Monday, April 19, 2021
10:00 a.m. EDT
via Zoom
In this seminar of the MPI series, a UNU-WIDER paper was presented.
Presenter: Ricardo Santos is a Research Fellow of the United Nations University World Institute of Development Economics Research – UNU-WIDER, stationed in Maputo, Mozambique, as Technical Advisor to the Centre of Economics and Management Studies at the Faculty of Economics of Eduardo Mondlane University. His doctoral research examined the post-conflict labour market and education sector in Timor-Leste, looking at the medium-run impact of exposure to violence and conflict produce on the households’ choices regarding education. His recent research has focused on the Mozambican labour market, school-to-work transition and on poverty and inequality. His previous work in the development field includes voluntary work for one year in Timor-Leste as a member of a Portuguese NGO and, Program Manager for Timor-Leste and Angola and Deputy Executive Officer of the same NGO.

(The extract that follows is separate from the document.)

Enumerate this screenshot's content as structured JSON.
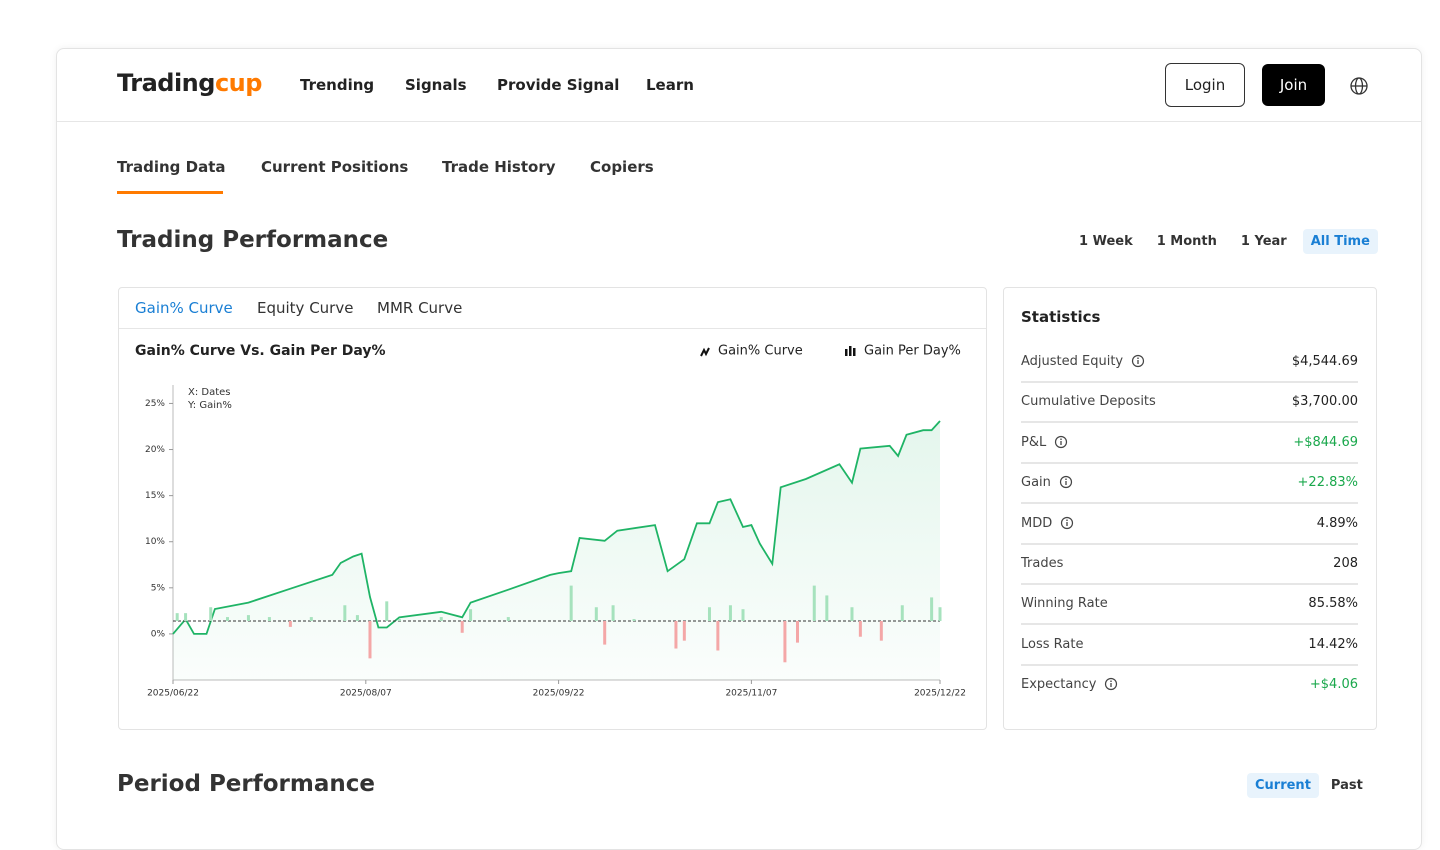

Abstract: This study seeks to add to the research on inequality in Least Developed Countries, namely in Mozambique, by measuring and mapping indicators of between-group and within-group wealth inequality along geographic and ethnolinguistic identities. Using census data for 1997, 2007 and 2017, we adapt the Multidimensional Poverty Index applied by the Government of Mozambique to build a corresponding Household Wealth Index. We use it to identify possible intersecting inequalities, measuring between-group inequality along joint provincial – urban/rural – ethnolinguistic identities. Additionally, we find heterogeneous evolutions of group inequality between 1997 and 2017 among the country’s eleven provinces.
We find that, while there is a general improvement in the average household wealth indicators, there is a strong suggestion of increasing group inequalities between 1997 and 2017. While this is manifest throughout the country, in general, there is evidence that the Southern provinces may be experiencing a more equitable development. We find evidence that this evolution may be driven by a urban-rural decoupling, added to low internal migration.
These are insights from correlates. No causal inference can be made from this analysis. However, the differences in average wealth between groups, if perceived, may feed grievances. They should be better understood, so that underlying causes can be addressed.
About the Series: The Institute for International Economic Policy (IIEP) at George Washington University and the Oxford Poverty and Human Development Initiative (OPHI), with the support of the United Nations Development Programme’s Human Development Report Office (UNDP HDRO), are pleased to announce new events in our special seminar series on the global Multidimensional Poverty Index (global MPI). Goal 1 of the Sustainable Development Goals (SDGs) is to end poverty in all its forms and dimensions. The global MPI 2020 offers a tool to make progress towards this goal.
Produced in partnership with the UNDP HDRO, the global MPI 2020 compares acute multidimensional poverty for 107 countries in developing regions and provides a detailed image of who is poor and how they are poor. It offers both a global headline and a fine-grained analysis covering 1,279 sub-national regions, and important disaggregation such as children, and people living in urban or rural areas, together with the indicator deprivations of each group. Bringing together the academic and policy spheres, this series of seminars will highlight topics such as sensitivity analyses, overlapping deprivations, changes over time (poverty trends), and inequality using the global data. The sessions will also include work that applies the global MPI methodology, the Alkire-Foster method, to innovative measures.
The seminars will continue to take place online on Mondays at 10 a.m. EDT. IIEP Co-Director Professor James Foster will host and the events are open to anyone focused on improving the lived experience of those who are deprived.